Madeline after prayer
oil on canvas
127 x 99.7 cm
Walker Art Gallery, Liverpool, United Kingdom

Daniel Maclise (1806-1870) was an Irish history, literary and portrait painter, and illustrator, who worked for most of his life in London, England. He was one of the most celebrated Irish painters of the nineteenth century. His luminous colours, pictorial brilliance and sense of history astounded the British art world and the British public. His handsome stature, kindly nature, and personal charm won him many friends among the writers and society figures of Victorian London. Albert, the Prince Consort, spent entire afternoons in Maclise's studio, and writers like Charles Dickens, Thomas Moore, and Francis Sylvester Mahony were enthusiastic supporters of his work.
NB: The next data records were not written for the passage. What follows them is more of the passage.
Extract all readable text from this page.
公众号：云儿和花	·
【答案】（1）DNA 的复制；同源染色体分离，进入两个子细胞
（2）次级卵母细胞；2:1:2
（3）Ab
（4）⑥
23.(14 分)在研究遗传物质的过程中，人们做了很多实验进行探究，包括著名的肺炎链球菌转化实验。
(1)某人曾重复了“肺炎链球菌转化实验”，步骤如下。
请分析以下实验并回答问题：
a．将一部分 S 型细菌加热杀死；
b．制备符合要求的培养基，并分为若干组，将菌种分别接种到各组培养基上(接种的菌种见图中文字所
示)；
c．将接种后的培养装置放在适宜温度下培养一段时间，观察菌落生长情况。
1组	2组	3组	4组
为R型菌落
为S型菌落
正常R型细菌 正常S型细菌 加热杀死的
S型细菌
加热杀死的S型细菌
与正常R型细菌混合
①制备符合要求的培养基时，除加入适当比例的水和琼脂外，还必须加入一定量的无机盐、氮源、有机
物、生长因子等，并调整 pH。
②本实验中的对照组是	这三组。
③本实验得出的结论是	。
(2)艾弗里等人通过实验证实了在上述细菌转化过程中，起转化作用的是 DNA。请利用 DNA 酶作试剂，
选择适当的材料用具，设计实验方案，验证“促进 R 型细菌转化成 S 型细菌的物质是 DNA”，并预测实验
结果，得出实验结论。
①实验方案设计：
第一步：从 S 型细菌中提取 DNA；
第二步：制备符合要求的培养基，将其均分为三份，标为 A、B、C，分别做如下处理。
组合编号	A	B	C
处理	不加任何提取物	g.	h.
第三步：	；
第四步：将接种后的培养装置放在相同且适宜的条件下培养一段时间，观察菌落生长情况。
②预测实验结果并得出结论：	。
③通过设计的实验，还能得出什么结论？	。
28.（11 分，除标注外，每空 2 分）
He was born in Cork City, Ireland, as the son of a tanner or shoemaker, but formerly a Scottish Highlander soldier. After working in Newenham's Bank for two years, his passion for drawing led him to pursue a career in art which he studied at the Cork Society of Arts. His mature style developed during the 1840s under the influence of continental art. In 1835 he was elected an Associate of the Royal Academy and in 1840, a full Member. His vast painting of The Marriage of Strongbow and Aoife (1854) hangs in the National Gallery of Ireland, Dublin. It portrays the marriage of the main Norman conqueror of Ireland "Strongbow" to the daughter of his Gaelic ally. The intense application which he gave to great historic works, and various circumstances connected with the commission, had a serious effect on his health. He began to shun the company in which he formerly delighted, his old buoyancy of spirits was gone, and when, in 1865, the presidency of the Royal Academy was offered to him he declined the honour. He died of acute pneumonia at his home in Chelsea.